Ayant pris connaissance des premières estimations des résultats du deuxième tour des élections municipales dès le dimanche 16 en début d’après-midi, le Président de la République a pris une première décision, celle de reprendre d’une main ferme les rênes de l’UMP pour en faire un parti encore plus présidentiel.
C’est lui qui a dicté au Premier ministre une courte note qui, ensuite, a été transmise à tous les intervenants du parti invités à s’exprimer dans les médias. C’est le message qui a été répété à l’identique par chacun : « Les Français nous ont demandé de poursuivre les réformes, d’en accélérer le rythme, pour obtenir, si possible, des résultats plus rapides ».
Cette unanimité visiblement artificielle dans les commentaires de l’événement avait quelque chose de soviétique. Et il fallait un certain culot pour croire à un tel message, même si, par ailleurs, interrogée par différents instituts de sondages, il est exact que l’opinion publique française n’est certainement pas hostile à l’idée même de la réforme, considérant, à juste titre, qu’il n’y aura pas de changement positif durable dans la situation économique du pays sans réforme.

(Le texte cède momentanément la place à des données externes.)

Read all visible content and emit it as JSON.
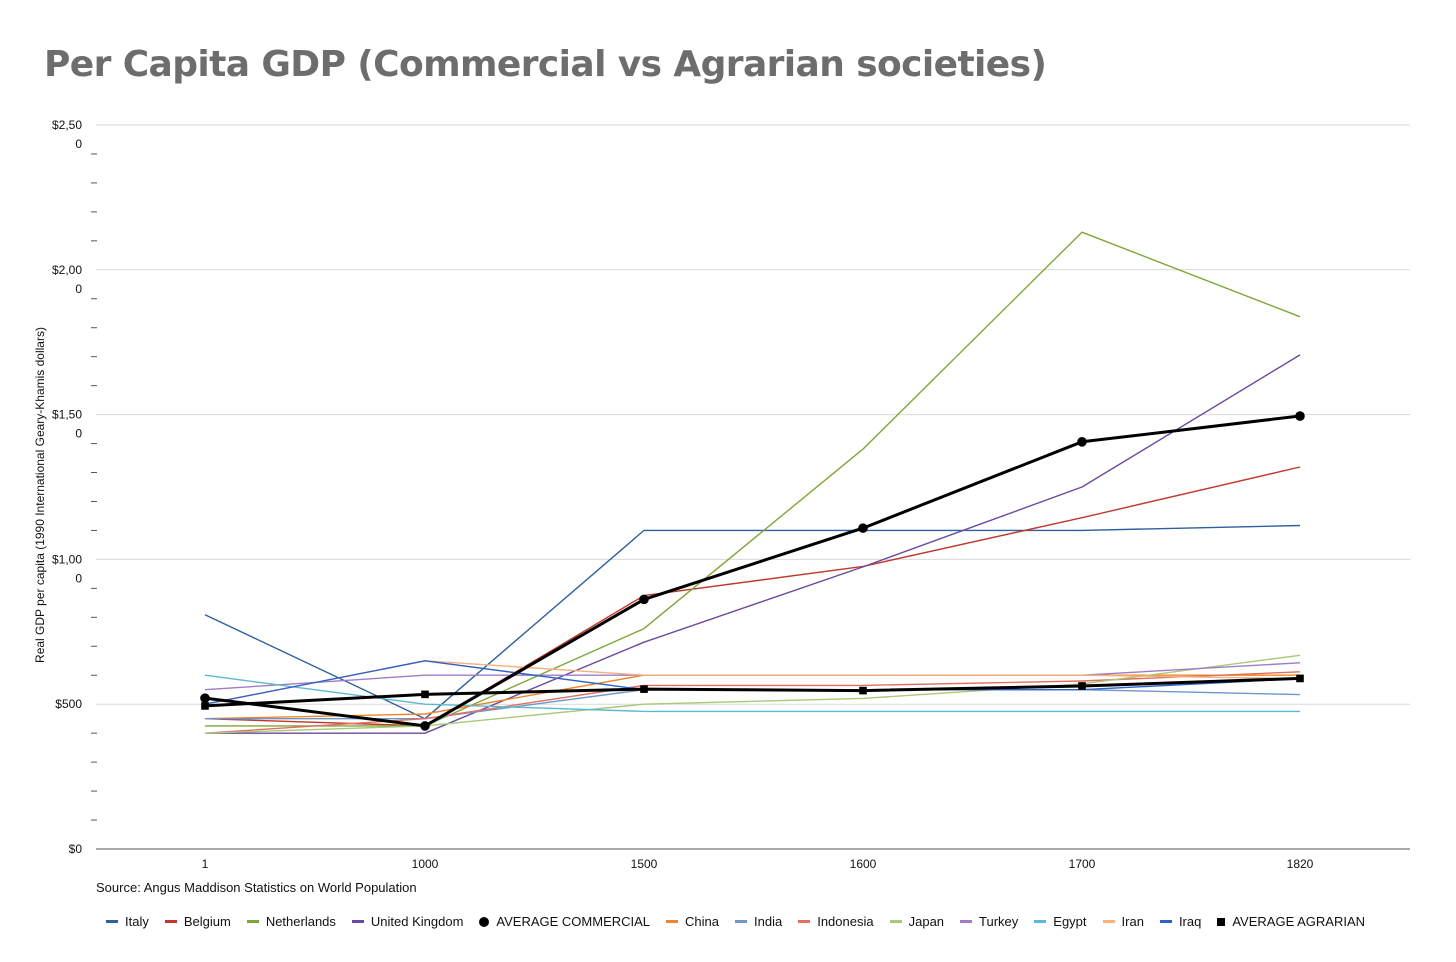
{
  "chart_data": {
    "type": "line",
    "title": "Per Capita GDP (Commercial vs Agrarian societies)",
    "source": "Source: Angus Maddison Statistics on World Population",
    "xlabel": "",
    "ylabel": "Real GDP per capita (1990 International Geary-Khamis dollars)",
    "categories": [
      "1",
      "1000",
      "1500",
      "1600",
      "1700",
      "1820"
    ],
    "y_ticks": [
      {
        "value": 0,
        "line1": "$0",
        "line2": ""
      },
      {
        "value": 500,
        "line1": "$500",
        "line2": ""
      },
      {
        "value": 1000,
        "line1": "$1,00",
        "line2": "0"
      },
      {
        "value": 1500,
        "line1": "$1,50",
        "line2": "0"
      },
      {
        "value": 2000,
        "line1": "$2,00",
        "line2": "0"
      },
      {
        "value": 2500,
        "line1": "$2,50",
        "line2": "0"
      }
    ],
    "ylim": [
      0,
      2500
    ],
    "grid": true,
    "legend_position": "bottom",
    "series": [
      {
        "name": "Italy",
        "color": "#2e5f9e",
        "marker": "line",
        "values": [
          809,
          450,
          1100,
          1100,
          1100,
          1117
        ]
      },
      {
        "name": "Belgium",
        "color": "#c0392b",
        "marker": "line",
        "values": [
          450,
          425,
          875,
          976,
          1144,
          1319
        ]
      },
      {
        "name": "Netherlands",
        "color": "#7fa63a",
        "marker": "line",
        "values": [
          425,
          425,
          761,
          1381,
          2130,
          1838
        ]
      },
      {
        "name": "United Kingdom",
        "color": "#6a4a9c",
        "marker": "line",
        "values": [
          400,
          400,
          714,
          974,
          1250,
          1706
        ]
      },
      {
        "name": "AVERAGE COMMERCIAL",
        "color": "#000000",
        "marker": "dot",
        "values": [
          521,
          425,
          862,
          1108,
          1406,
          1495
        ]
      },
      {
        "name": "China",
        "color": "#f0862a",
        "marker": "line",
        "values": [
          450,
          466,
          600,
          600,
          600,
          600
        ]
      },
      {
        "name": "India",
        "color": "#6d98c9",
        "marker": "line",
        "values": [
          450,
          450,
          550,
          550,
          550,
          533
        ]
      },
      {
        "name": "Indonesia",
        "color": "#e46e5f",
        "marker": "line",
        "values": [
          400,
          450,
          565,
          565,
          580,
          612
        ]
      },
      {
        "name": "Japan",
        "color": "#a9c878",
        "marker": "line",
        "values": [
          400,
          425,
          500,
          520,
          570,
          669
        ]
      },
      {
        "name": "Turkey",
        "color": "#a07cc8",
        "marker": "line",
        "values": [
          550,
          600,
          600,
          600,
          600,
          643
        ]
      },
      {
        "name": "Egypt",
        "color": "#5bbad0",
        "marker": "line",
        "values": [
          600,
          500,
          475,
          475,
          475,
          475
        ]
      },
      {
        "name": "Iran",
        "color": "#f5b27a",
        "marker": "line",
        "values": [
          500,
          650,
          600,
          600,
          600,
          588
        ]
      },
      {
        "name": "Iraq",
        "color": "#2f62c6",
        "marker": "line",
        "values": [
          500,
          650,
          550,
          550,
          550,
          588
        ]
      },
      {
        "name": "AVERAGE AGRARIAN",
        "color": "#000000",
        "marker": "square",
        "values": [
          494,
          534,
          552,
          547,
          563,
          589
        ]
      }
    ]
  }
}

Mais la première leçon de ce scrutin, évidente comme le nez au milieu de la figure, c’est le véritable raz-de-marée dont la gauche socialiste a bénéficié les 9 et 16 mars. La perte pour la droite de villes réputées aussi ancrées à droite que Metz, Caen ou Reims est emblématique.
Permettez-moi une observation plus personnelle. En 1983, j’étais candidat tête de liste dans le IIe arrondissement de Paris, sous les couleurs de Jacques Chirac. Nous avons fait dès le premier tour près de 60 % des voix et remporté les trois sièges de conseillers de Paris. En 1989, au deuxième tour, nous avons fait plus de 66 % des voix et gardé les trois sièges de conseillers de Paris. Cette fois-ci, au deuxième tour, la gauche affiche plus de 68 % des suffrages et la droite n’a plus un seul conseiller de Paris…
Évidemment, heureusement, dans un certain nombre de villes, l’équation personnelle des maires sortants comme Alain Juppé à Bordeaux, ou Jean-Claude Gaudin à Marseille, leur a permis de résister au courant. Il y a même une dizaine de cas où des villes de plus de 20 000 habitants avec des municipalités sortantes de gauche ont été enlevées, parfois dès le premier tour, par des conquérants de droite. Car, selon certaines études, les considérations d’ordre local, ou portant sur la qualité des candidats, en particulier leur charisme, représentent 80 % des motivations des électeurs, tandis que 20 % ressortissent à des considérations de politique générale. 20 % seulement, qui, dans le cadre d’un raz-de-marée suffisent à expliquer les déplacements constatés qui font qu’aujourd’hui la gauche détient, en France, le quasi-monopole des pouvoirs territoriaux…
Que s’est-il donc passé, disons depuis 1983, année d’une élection municipale marquée par un grand chelem à Paris, une victoire à Lyon, et un raz-de-marée à droite sur l’ensemble du pays ?
Il s’est passé que si la droite, à différentes reprises, a obtenu de beaux succès au niveau national, par exemple, en 1986 puis, à trois reprises, aux élections présidentielles de 1995, de 2002 et de 2007, elle l’a dû à la supériorité intrinsèque de ses candidats, tour à tour Jacques Chirac puis Nicolas Sarkozy.
Mais il s’est aussi passé, dans le même temps, que la droite a sans cesse reculé au plan idéologique. Elle a contribué autant que la gauche, si ce n’est plus, à enfoncer le pays dans toujours plus d’État-providence. Personne n’a oublié que si Nicolas Sarkozy s’est fait élire avec un discours empruntant beaucoup de termes à la droite de conviction, il a cru devoir y ajouter la promesse de mettre en œuvre un fumeux « droit opposable au logement » et aussi ce qui devient aujourd’hui, le RSA, « revenu de solidarité active », nouvelle boîte de pandore des finances publiques, destinée à remplacer, en beaucoup plus coûteux, le triste RMI…
La droite peut se vanter d’avoir gagné au cours de cette période de belles batailles, mais comme elle n’a cessé de reculer au plan idéologique, elle ne peut que perdre la guerre. Ce qui justifie qu’elle soit toujours désignée comme une « fausse droite ».
Dans ces conditions, le Président de la République est dos au mur. Dans un contexte économique mondial qui tourne à la crise générale. Là se trouve, paradoxalement, une nouvelle chance pour le chef de l’État : s’appuyer sur cette situation pour engager la réforme des finances publiques, devant laquelle il avait reculé jusqu’à présent, et qui est la réforme essentielle, celle dont toutes les autres dépendent.